Les pots passent ensuite à la chambre chaude à 42-44°C où la fermentation s'opère et où le lactose se transforme partiellement en acide lactique. Cette opération dure de deux heures et demies à trois heures.

C'est par le contrôle de l'acidité : 80/90° Dornic à ce stade et l'observation du coagulumque l'on vérifie le degré de fermentation.

Pour les yaourts aromatisés, l'adjonction d'arôme de fruits (fraise, framboise, orange, citron, ananas, vanille, banane, abricot, etc.)Et de sucre se fait avant la fermentation.

2.5-La réfrigération :

L'action du froid freine puis suspend la fermentation.

Au sortir de l'étuve, les yaourts passent dans des chambres froides fortement ventilées ou des tunnels continus de refroidissement : c'est le pré-refroidissement. Ils sont ensuite stockés en chambre froide aux environs de 2/4°C.

2.6. Le conditionnement :

Le matériau d'emballage qui est couramment utilisé pour la confection des pots de yaourt est le plastique (qui s'est particulièrement développé pour des raisons économiques).

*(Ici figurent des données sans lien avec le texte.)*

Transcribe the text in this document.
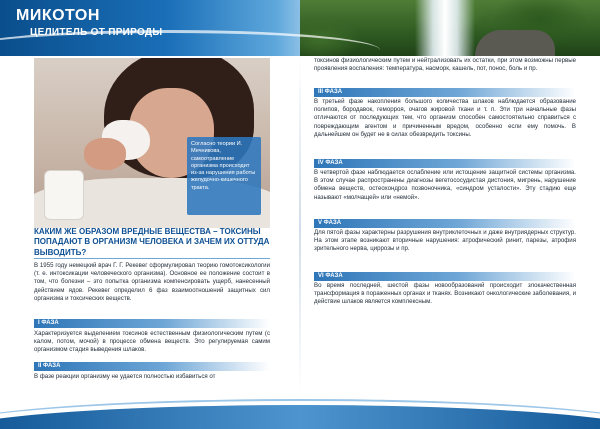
МИКОТОН
ЦЕЛИТЕЛЬ ОТ ПРИРОДЫ

Согласно теории И. Мечникова, самоотравление организма происходит из-за нарушения работы желудочно-кишечного тракта.

КАКИМ ЖЕ ОБРАЗОМ ВРЕДНЫЕ ВЕЩЕСТВА – ТОКСИНЫ ПОПАДАЮТ В ОРГАНИЗМ ЧЕЛОВЕКА И ЗАЧЕМ ИХ ОТТУДА ВЫВОДИТЬ?

В 1955 году немецкий врач Г. Г. Рекевег сформулировал теорию гомотоксикологии (т. е. интоксикации человеческого организма). Основное ее положение состоит в том, что болезни – это попытка организма компенсировать ущерб, нанесенный действием ядов. Рекевег определил 6 фаз взаимоотношений защитных сил организма и токсических веществ.

I ФАЗА

Характеризуется выделением токсинов естественным физиологическим путем (с калом, потом, мочой) в процессе обмена веществ. Это регулируемая самим организмом стадия выведения шлаков.

II ФАЗА

В фазе реакции организму не удается полностью избавиться от

токсинов физиологическим путем и нейтрализовать их остатки, при этом возможны первые проявления воспаления: температура, насморк, кашель, пот, понос, боль и пр.

III ФАЗА

В третьей фазе накопления большого количества шлаков наблюдается образование полипов, бородавок, геморроя, очагов жировой ткани и т. п. Эти три начальные фазы отличаются от последующих тем, что организм способен самостоятельно справиться с повреждающим агентом и причиненным вредом, особенно если ему помочь. В дальнейшем он будет не в силах обезвредить токсины.

IV ФАЗА

В четвертой фазе наблюдается ослабление или истощение защитной системы организма. В этом случае распространены диагнозы вегетососудистая дистония, мигрень, нарушение обмена веществ, остеохондроз позвоночника, «синдром усталости». Эту стадию еще называют «молчащей» или «немой».

V ФАЗА

Для пятой фазы характерны разрушения внутриклеточных и даже внутриядерных структур. На этом этапе возникают вторичные нарушения: атрофический ринит, парезы, атрофия зрительного нерва, циррозы и пр.

VI ФАЗА

Во время последней, шестой фазы новообразований происходит злокачественная трансформация в пораженных органах и тканях. Возникают онкологические заболевания, и действие шлаков является комплексным.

Ces pots, produits dans des conditions d'hygiène rigoureuse directement sur machine intégrée à partir de films d'emballage (polystyrène, aluminium), sont remplis sur machine automatique assurant à la fois les fonctions :

- de dosage des pots

- de fermeture hermétique de ces pots au moyen d'un opercule thermoscellé ou d'un

Couvercle coiffant.

- d'impression de la date limite de consommation au moment de l'obturation du pot.

Ces opérations se déroulant sous protection bactériologique évitant toute recontamination du yaourt par l'air ambiant.

La confection des lots qui seront commercialisés est assurée directement sur machine intégrée de conditionnement par découpage de plaques de récipients.

Exemple de machine intégrée de conditionnement assurant à la fois les fonctions de remplissage et fermeture des pots à partir des bobines de matériaux d'emballage.

3-Les contrôles de fabrication du yaourt :

Les contrôles s'opèrent notamment en cours de fabrication et sur le produit fini.

On peut distinguer :

- les analyses physico-chimiques

- les analyses bactériologiques

3.1-Les analyses physico-chimiques effectuées sur le yaourt sont :

- l'acidité

- l'extrait sec total

- la texture

- l'aspect

Mesure de l'acidité titrable :

But : doser l'acide lactique avec la soude NAOH

Normes :

L'acidité normale du yaourt est comprise entre 75 et 100 °D

Mode opératoire :

- Bien homogénéiser le contenu du pot du yaourt.

- Ajouter 3 à 5 gouttes de solutions de phénol phtaléine

- Titrer par la soude Dornic avec l'acidimètre

- La lecture sera directement sur l'acidimètre

Mesure de l'extrait sec total :

Norme : 22

Mode opératoire :

-Dans une capsule séchée et tarée, introduire 5g de yaourt

-laisser étuvé pendant 3 heures à une température =103°C

-faire sortir l'échantillon et introduire dans un dessiccateur jusqu'à refroidissement.

Contrôle de la texture

Ce contrôle est influencé par deux majeurs problèmes :

-manque de fermeté : Un tel défaut peut être du à un lait de mauvaise qualité (forte compétition bactérienne, présence d'inhibiteurs, produits de lavage, bactériophages), à une faible teneur en protéines lors de la standardisation, à une mauvaise activité des ferments filants ou à un brassage du gel avant la fin de la coagulation.

-Caillé trop ferme : Ce défaut peut être du à une teneur trop élevée en protéines, en stabilisants ou à un mauvais choix du stabilisant.

Contrôle de l'aspect :

On constate la présence de :

-Synérèse : Ce défaut est du à un traitement (homogénéisation et traitement thermique)

Inadéquat entraînant une mauvaise ouverture de la structure et un manque en groupements hydrophiles, ou encore à une sur acidification (débalancement des souches, température trop élevée, taux d'inoculation trop élevé, qualité du ferment),

-présence de mousse à la surface : Ce défaut est du à l'usage d'une pression trop forte au cours de l'homogénéisation ou à une contamination du lait par des microorganismes gazogènes (bactéries lactiques hétéro-fermentaires, coliformes ou levures)

3.2. Les analyses bactériologiques :

Les analyses bactériologiques sont effectuées au cours de la fabrication et après sortie de la chambre froide.